Teaching with Blogs and Blogging while Teaching, part 3: My Research/Writing Blog

Note: Today I am giving a talk/workshop on blogging for feminist teaching and research. I have decided to post it as a series of entries on this blog so that it can serve as a virtual handout for those attending the workshop and as a resource for those who couldn’t make it. Another reason I am posting this talk here is that I am experimenting with using the blog, instead of powerpoint, as the format for my lectures and talks. Some of the material in these posts has been posted on other entries on this blog. This is part 3. As of 2/22, this entry is still under construction.


Okay, so I have discussed why I blog and how I use blogs in my teaching. In this post, I will briefly discuss how I blog while and for teaching. As I mention above, this entry is still under construction because parts 1 and 2 took a lot of time and energy to write.

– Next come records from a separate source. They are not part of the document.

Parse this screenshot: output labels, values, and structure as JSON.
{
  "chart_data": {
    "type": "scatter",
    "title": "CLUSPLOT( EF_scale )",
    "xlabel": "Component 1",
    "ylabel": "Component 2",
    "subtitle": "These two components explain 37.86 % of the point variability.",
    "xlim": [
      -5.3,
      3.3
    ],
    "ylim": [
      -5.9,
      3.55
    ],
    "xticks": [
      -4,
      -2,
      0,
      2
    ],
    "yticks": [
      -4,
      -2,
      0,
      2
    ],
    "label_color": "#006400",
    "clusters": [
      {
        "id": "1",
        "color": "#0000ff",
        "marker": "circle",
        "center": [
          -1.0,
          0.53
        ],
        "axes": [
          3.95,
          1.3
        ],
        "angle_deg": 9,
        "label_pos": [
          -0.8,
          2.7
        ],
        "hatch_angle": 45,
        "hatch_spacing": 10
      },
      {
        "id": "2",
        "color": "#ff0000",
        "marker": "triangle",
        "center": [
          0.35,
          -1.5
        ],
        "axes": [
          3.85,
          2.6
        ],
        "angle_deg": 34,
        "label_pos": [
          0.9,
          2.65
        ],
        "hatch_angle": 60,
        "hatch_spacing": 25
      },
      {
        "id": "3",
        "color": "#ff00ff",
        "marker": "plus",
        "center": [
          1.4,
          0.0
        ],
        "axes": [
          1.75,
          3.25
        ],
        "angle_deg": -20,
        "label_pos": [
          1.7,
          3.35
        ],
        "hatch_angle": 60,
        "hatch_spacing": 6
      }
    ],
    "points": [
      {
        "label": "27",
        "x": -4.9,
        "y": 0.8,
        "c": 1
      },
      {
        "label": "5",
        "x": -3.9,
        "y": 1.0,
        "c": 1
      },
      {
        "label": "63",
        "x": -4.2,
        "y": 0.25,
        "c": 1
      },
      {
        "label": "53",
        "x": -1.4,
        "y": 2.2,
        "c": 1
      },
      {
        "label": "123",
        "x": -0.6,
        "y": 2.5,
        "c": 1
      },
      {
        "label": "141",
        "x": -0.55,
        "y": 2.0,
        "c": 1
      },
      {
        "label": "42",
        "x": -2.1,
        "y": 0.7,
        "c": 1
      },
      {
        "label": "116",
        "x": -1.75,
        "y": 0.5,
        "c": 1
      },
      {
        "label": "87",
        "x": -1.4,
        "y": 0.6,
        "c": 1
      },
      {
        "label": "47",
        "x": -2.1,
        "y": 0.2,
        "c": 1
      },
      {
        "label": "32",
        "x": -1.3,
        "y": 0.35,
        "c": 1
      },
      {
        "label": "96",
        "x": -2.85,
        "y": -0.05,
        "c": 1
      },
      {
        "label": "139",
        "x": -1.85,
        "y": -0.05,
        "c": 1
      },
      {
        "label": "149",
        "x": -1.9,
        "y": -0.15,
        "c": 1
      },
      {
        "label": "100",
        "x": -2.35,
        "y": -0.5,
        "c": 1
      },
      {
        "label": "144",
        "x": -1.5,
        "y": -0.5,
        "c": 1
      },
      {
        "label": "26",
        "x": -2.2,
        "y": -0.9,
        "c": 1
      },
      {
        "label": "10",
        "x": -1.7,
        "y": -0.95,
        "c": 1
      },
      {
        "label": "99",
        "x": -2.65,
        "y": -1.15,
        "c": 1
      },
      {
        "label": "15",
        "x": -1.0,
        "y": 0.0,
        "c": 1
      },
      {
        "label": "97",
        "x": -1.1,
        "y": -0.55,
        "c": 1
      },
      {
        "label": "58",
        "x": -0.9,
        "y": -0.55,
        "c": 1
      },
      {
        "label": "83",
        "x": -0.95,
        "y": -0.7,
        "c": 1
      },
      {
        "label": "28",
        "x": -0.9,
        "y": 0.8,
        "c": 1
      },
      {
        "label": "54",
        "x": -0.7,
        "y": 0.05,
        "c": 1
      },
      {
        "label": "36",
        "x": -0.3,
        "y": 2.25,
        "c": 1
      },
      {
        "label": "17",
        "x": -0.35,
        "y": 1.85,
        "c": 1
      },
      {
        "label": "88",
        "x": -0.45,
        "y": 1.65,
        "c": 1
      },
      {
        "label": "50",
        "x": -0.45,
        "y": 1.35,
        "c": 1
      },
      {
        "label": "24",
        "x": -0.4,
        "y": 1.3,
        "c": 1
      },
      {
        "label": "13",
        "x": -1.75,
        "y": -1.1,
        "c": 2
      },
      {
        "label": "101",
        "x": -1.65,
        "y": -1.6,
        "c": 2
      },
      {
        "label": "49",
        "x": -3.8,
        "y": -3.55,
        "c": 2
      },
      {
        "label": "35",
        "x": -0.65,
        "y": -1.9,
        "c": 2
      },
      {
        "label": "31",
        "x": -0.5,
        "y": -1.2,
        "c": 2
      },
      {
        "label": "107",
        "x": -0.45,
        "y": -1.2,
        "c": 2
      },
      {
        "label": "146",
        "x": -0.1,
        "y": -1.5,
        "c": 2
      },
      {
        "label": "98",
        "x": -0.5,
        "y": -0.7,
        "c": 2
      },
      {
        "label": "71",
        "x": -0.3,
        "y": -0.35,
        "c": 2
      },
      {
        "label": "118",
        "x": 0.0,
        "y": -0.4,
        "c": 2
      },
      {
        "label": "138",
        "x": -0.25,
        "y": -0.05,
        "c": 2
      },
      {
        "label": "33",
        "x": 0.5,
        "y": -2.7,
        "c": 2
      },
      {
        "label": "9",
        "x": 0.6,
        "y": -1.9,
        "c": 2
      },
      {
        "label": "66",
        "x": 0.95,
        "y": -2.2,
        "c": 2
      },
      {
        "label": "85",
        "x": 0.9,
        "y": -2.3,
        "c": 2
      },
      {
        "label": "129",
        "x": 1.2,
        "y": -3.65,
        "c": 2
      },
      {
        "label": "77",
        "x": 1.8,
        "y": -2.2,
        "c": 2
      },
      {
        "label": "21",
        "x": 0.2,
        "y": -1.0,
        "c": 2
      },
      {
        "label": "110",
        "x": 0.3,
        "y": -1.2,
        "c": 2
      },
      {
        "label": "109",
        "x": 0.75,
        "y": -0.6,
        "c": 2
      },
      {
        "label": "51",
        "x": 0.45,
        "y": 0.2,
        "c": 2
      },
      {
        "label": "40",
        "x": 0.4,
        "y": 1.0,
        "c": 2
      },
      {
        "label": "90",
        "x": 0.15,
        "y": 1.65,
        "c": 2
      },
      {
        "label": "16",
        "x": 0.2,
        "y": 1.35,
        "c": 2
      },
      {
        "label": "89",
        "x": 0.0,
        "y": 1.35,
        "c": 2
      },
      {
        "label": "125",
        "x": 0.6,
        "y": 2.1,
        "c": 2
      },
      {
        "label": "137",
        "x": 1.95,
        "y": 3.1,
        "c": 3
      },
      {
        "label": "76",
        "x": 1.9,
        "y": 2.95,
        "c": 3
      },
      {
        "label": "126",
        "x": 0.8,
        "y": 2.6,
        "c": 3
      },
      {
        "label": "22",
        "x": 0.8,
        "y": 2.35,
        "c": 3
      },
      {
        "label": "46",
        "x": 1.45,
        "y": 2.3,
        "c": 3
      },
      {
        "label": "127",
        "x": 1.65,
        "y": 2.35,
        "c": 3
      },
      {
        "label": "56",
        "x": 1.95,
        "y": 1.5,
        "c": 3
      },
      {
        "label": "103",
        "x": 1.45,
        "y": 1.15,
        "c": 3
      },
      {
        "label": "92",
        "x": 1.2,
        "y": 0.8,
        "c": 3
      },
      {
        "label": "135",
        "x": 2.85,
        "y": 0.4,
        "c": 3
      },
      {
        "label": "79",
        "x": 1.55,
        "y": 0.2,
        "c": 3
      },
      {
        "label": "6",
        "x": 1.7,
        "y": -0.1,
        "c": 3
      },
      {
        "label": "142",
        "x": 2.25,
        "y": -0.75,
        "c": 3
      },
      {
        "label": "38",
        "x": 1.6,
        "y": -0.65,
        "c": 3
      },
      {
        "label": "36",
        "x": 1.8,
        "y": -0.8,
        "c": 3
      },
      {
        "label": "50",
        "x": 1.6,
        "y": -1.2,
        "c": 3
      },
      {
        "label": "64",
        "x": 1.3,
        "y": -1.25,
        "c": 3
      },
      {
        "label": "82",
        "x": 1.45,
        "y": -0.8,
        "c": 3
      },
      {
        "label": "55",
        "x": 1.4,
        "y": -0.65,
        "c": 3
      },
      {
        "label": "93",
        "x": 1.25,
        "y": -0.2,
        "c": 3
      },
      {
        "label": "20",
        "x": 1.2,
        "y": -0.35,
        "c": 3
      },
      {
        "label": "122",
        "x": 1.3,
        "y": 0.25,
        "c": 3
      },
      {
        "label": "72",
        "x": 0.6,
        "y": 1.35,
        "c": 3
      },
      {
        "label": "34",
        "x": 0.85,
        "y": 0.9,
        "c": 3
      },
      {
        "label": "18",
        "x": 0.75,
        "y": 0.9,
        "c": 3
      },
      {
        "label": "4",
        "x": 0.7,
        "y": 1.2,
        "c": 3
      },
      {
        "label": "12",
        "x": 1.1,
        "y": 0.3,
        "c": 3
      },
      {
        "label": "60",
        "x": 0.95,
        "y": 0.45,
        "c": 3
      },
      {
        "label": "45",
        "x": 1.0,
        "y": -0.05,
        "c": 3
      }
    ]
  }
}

Warning: There are many strategies for managing blogs so that they don’t overwhelm you, but you have to be vigilant in your practice of them. I think this workshop is an example of trying to take on too much in too little time. Perhaps another way to look at my failure to complete this entry is this: In the spirit of the blog, which is a living, always-in-process archive of one’s ideas and writings, I offer you my preliminary thoughts on blogging while teaching. Here are some examples (without my analysis) of how I see blogging while teaching working for me.

EXAMPLE ONE: Critical Reflection
Why did we stop asking questions?
This blog entry was originally published on this blog. I also assigned the essay that is discussed in this post for my feminist debates class and posted an excerpt from the entry on that blog, here. And I posted an excerpt of the entry on my graduate course blog, feminist/queer/troublemaking, here.

EXAMPLE TWO: Critical Essay
Does Troubling Virtue = Valuing Vice? And Other Questions About Vice and Virtue, part 1?

In this entry, I drew upon readings from my queering theory class and reflected on how they connected to my own thinking/research on troublemaking and ethics. Here is the note I wrote at the top of the entry:

Note: Having just finished this entry after almost 4 days of deliberating over how to frame it and what to write, I feel compelled to comment on my blogging process. I am not sure if this entry makes sense, but it has been incredibly productive for me as I attempt to place my own thinking about virtue ethics and troublemaking in a larger context. Writing this entry has enabled me to clarify my thinking, generated a lot of new questions and sources, and has fueled my passion for troubling virtue ethics. Cool. This entry is one reason why I love blog writing.

EXAMPLE THREE: Applying theories/concepts
The Trouble with Alice
I wrote this entry over the summer, while I was in the midst of watching a lot of the Brady Bunch. It was inspired by readings we had done in my Contemporary Feminist Debates course in the spring of 2009. We are reading some of those same essays and discussing some of the same issues in Feminist Debates this week (2/23-2/25), so I decided to post an excerpt of it for the class here.

EXAMPLE FOUR: Critical Reflection
The troublemaker as a feminist killjoy (or an unhappy queer?)

I wrote this entry at the end of last semester. It was inspired by readings from my queering theory and connects to readings for my graduate class on troublemaking for this spring.

EXAMPLES FIVE and SIX: Archiving Research for/while Teaching
Troublemaking and Feminist and Queer Pedagogies: Some Sources
The Queer Child: Some Sources

EXAMPLE SEVEN: My colloquium presentation on Judith Butler and the virtue of troublemaking
My presentation
Is grief our only resource for how to stay in trouble?
In my fall presentation for the GWSS Feminist Studies Collloquium series, I presented on Judith Butler and troublemaking. I read “my presentation” and reflected on parts of “is grief…”.

All of these entries enable me to bring together my teaching and research interests in ways that benefit both my teaching (I often post excerpts of these entries on my course blogs in order to share my research/knowledge with students) and my research (these entries enable me to archive my reflecting on and processing of readings).